SPRINGFIELD, Ill. (WCIA) — Madison County School Superintendent Bob Daiber tried to jumpstart his primary campaign for governor on Thursday by becoming the first Democrat in the race to say exactly how much his tax plan would cost you.
Democrats J.B. Pritzker, Sen. Daniel Biss and Chris Kennedy each vow to install the first-ever progressive income tax code in Illinois, but none besides Daiber have yet given any specifics on what their rates and tax brackets would look like.
“I believe in leading by example and that is how I have based my entire political career,” Daiber said in an on-camera interview outside the governor’s office. “That is why we are releasing our progressive income tax scale today.”
The 38-year school teacher and administrator made stops in Chicago and in Springfield at the state capitol to promote his proposal, which would require a statewide ballot referendum to approve a rewrite to the state constitution before it could be implemented. The state constitution requires a flat income tax rate, making Illinois one of just 15 states in the U.S. that do not have some form of a progressive tax code.
“I realize this will take a constitutional amendment in 2020,” Daiber told reporters at a press conference. “That is not an easy lift, but it is something I will provide leadership for, it’s something I will spearhead.”
Daiber’s plan would tax households earning more than a million dollars annually at a top rate of six percent. Families earning between $150,000 and $999,999 would pay the current statewide rate of 4.95 percent. Daiber’s plan would mean a tax cut for every household earing less than $150,000, starting with 3.75 percent and going down for those earning less than $45,000 (2.25 percent) and less than $25,000 (one percent).
According to a review of the Illinois Department of Revenue’s 2015 income tax returns report, fewer than 5,500 Illinois residents paid taxes on annual income higher than a million dollars.
Daiber expects his primary rivals to propose tax plans more costly than his. The Madison County Democrat has attended dozens of forums and events discussing policy ideas where he shared the stage with his opponents. He gave his read on how his plan might contrast with theirs.
“My tax rate is going to be let’s say maybe more moderate,” he said. “The scale that I have laid out is very conservative. In fact, it gives a great deal of middle-class people somewhat of a tax break. That is what a progressive system is supposed to do. It also does another thing a progressive system should do and that is ask those that earn more to pay some more.”
He claims his plan would result in an extra billion dollars in revenue for the state and would deliver a $600 annual tax savings for someone earning $52,000 a year. He says he would consider a sixth tax bracket for people earning between $500,000 and a million dollars a year to squeeze more revenue out of the progressive plan.

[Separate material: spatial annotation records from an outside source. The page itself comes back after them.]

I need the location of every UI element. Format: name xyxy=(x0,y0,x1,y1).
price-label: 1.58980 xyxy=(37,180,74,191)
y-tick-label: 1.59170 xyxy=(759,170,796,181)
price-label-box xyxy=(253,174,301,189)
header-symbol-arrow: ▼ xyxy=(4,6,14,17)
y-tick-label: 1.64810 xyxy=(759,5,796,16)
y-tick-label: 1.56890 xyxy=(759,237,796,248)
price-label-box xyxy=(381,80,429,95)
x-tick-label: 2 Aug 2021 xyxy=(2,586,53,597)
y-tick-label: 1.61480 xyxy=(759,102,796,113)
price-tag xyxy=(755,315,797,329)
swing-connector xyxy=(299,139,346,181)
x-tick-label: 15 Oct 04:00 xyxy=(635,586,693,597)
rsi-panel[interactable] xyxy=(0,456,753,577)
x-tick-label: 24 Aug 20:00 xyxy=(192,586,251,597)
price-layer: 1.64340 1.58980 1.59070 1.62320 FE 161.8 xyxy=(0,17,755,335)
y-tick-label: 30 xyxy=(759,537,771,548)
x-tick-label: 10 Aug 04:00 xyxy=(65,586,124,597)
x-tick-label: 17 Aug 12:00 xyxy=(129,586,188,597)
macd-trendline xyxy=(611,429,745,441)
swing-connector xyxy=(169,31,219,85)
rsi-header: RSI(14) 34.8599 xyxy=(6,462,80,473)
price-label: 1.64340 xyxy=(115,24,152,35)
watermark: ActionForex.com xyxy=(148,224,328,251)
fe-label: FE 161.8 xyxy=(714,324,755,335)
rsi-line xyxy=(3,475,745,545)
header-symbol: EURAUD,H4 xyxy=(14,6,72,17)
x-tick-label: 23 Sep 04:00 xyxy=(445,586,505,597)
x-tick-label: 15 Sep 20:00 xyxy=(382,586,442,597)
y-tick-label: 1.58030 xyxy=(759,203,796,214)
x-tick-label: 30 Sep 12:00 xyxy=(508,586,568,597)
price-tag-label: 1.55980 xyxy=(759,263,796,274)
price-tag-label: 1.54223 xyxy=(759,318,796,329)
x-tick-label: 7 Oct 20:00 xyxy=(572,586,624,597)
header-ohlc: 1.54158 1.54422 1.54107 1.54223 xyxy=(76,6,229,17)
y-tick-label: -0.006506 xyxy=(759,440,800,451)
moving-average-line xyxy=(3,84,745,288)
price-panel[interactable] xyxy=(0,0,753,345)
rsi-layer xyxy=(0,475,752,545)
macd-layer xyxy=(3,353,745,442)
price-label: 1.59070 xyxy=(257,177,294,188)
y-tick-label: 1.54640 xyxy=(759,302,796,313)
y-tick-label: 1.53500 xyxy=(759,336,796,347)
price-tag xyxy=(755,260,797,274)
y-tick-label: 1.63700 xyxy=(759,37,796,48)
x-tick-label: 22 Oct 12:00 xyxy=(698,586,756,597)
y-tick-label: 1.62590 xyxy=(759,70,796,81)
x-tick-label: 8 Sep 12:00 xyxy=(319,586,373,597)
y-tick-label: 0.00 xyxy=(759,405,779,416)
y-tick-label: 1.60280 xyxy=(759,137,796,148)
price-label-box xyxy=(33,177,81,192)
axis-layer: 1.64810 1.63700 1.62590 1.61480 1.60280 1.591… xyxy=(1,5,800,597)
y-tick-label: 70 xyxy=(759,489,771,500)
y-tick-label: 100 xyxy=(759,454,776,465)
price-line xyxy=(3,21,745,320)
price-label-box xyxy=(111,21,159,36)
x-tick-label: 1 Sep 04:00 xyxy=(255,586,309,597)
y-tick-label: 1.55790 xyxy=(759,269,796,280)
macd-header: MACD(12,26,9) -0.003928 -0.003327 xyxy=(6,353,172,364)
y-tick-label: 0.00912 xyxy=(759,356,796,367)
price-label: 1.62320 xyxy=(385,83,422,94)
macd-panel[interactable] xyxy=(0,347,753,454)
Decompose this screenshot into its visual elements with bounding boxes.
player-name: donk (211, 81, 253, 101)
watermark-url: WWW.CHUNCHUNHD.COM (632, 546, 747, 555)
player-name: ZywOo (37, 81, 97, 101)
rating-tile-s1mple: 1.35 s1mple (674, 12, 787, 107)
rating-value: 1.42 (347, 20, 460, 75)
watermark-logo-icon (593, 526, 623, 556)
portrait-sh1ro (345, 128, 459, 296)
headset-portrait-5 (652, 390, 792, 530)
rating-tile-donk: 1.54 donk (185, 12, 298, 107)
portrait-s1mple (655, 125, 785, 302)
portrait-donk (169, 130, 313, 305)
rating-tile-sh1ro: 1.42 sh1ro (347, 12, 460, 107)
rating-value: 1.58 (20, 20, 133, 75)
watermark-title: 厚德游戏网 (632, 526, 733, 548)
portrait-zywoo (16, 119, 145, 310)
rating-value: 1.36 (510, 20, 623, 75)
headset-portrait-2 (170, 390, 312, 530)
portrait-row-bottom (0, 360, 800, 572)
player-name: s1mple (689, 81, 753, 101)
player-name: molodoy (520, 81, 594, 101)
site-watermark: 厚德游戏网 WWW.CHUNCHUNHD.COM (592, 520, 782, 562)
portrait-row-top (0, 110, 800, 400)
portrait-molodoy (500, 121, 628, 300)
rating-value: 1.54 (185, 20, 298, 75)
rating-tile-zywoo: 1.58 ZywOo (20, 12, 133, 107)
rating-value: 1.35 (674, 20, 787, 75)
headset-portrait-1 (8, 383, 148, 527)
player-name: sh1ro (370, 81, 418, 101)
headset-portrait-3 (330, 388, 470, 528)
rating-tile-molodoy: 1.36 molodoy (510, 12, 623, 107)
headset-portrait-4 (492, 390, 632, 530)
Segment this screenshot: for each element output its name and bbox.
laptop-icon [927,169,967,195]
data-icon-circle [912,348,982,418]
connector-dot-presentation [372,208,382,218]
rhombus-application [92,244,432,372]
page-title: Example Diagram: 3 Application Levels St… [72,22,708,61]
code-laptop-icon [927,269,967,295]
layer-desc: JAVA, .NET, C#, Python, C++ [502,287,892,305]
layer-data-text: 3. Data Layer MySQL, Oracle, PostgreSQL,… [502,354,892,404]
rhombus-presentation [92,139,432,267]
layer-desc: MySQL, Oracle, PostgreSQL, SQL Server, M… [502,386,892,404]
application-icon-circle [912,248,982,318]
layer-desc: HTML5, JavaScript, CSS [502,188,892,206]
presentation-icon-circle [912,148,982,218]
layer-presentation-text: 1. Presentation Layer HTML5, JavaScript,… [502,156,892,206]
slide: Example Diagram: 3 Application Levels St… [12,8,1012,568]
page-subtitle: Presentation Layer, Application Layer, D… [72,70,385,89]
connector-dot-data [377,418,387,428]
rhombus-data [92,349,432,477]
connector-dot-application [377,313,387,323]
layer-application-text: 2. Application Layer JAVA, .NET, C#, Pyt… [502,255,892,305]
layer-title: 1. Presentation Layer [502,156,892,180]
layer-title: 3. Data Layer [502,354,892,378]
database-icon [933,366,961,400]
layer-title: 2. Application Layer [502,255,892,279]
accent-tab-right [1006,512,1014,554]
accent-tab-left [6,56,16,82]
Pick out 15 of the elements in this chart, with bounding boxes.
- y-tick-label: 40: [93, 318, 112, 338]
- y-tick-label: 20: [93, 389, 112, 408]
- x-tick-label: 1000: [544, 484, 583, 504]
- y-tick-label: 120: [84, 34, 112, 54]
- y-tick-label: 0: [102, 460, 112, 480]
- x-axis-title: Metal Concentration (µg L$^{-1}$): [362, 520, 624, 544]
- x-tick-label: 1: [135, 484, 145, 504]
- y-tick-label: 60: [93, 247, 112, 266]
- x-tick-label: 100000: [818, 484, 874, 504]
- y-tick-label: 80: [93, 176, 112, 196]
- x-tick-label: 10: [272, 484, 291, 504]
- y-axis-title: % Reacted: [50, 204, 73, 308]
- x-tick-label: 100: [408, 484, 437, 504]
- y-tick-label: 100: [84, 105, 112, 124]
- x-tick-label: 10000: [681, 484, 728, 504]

“I believe that if you are going to be a candidate for governor and if you are going to tout a particular issue, then you need to step forward and show leadership toward it,” he said, calling his plan a “model to begin the discussion” about a progressive income tax in Illinois.
Republican Governor Bruce Rauner opposes a progressive income tax, but has recently adopted a slightly harsher tone in describing the GOP tax cuts in Congress, warning the capped state and local tax deduction could be “punishing” for Illinois families.Rauner previously praised the “pro-growth” elements in the cuts to the corporate and federal income tax rates.
Daiber says his state tax plan didn’t change after Congress rewrote the tax code.
“I didn’t make any adjustments to this based on what the federal government is doing, but for the benefit of working people, it may be a real plus if we wind up paying more as a result of these tax cuts,” he said.
Daiber coupled the release of his tax plan with his 2016 state income tax returns, but did not turn over his federal tax returns.
“When you talk about releasing your tax returns to become governor, I think you ought to be showing what you’re paying in state income tax,” he said.
He has promised to turn over his complete federal tax returns by Friday. Daiber says other candidates should release their state tax returns in addition to their federal.
“I really would like to see from candidates what their gross earnings were, what their income tax was that was paid to the state of Illinois.”
“If you were going to become governor of the state of Illinois, are you paying state income tax? In 2014, it was reported that [JB] Pritzker paid no state income tax,” Daiber said.
The Pritzker campaign said “J.B. had investments in businesses in other states where he paid taxes, so he got credits exceeding the amount owed.”
Daiber added, “I don’t say he’s done anything wrong. The law is what’s wrong.”
Daiber said he would only agree to sign off on legal recreational marijuana after Illinois voters passed a symbolic ballot referendum, citing voter movements in Colorado and Oregon.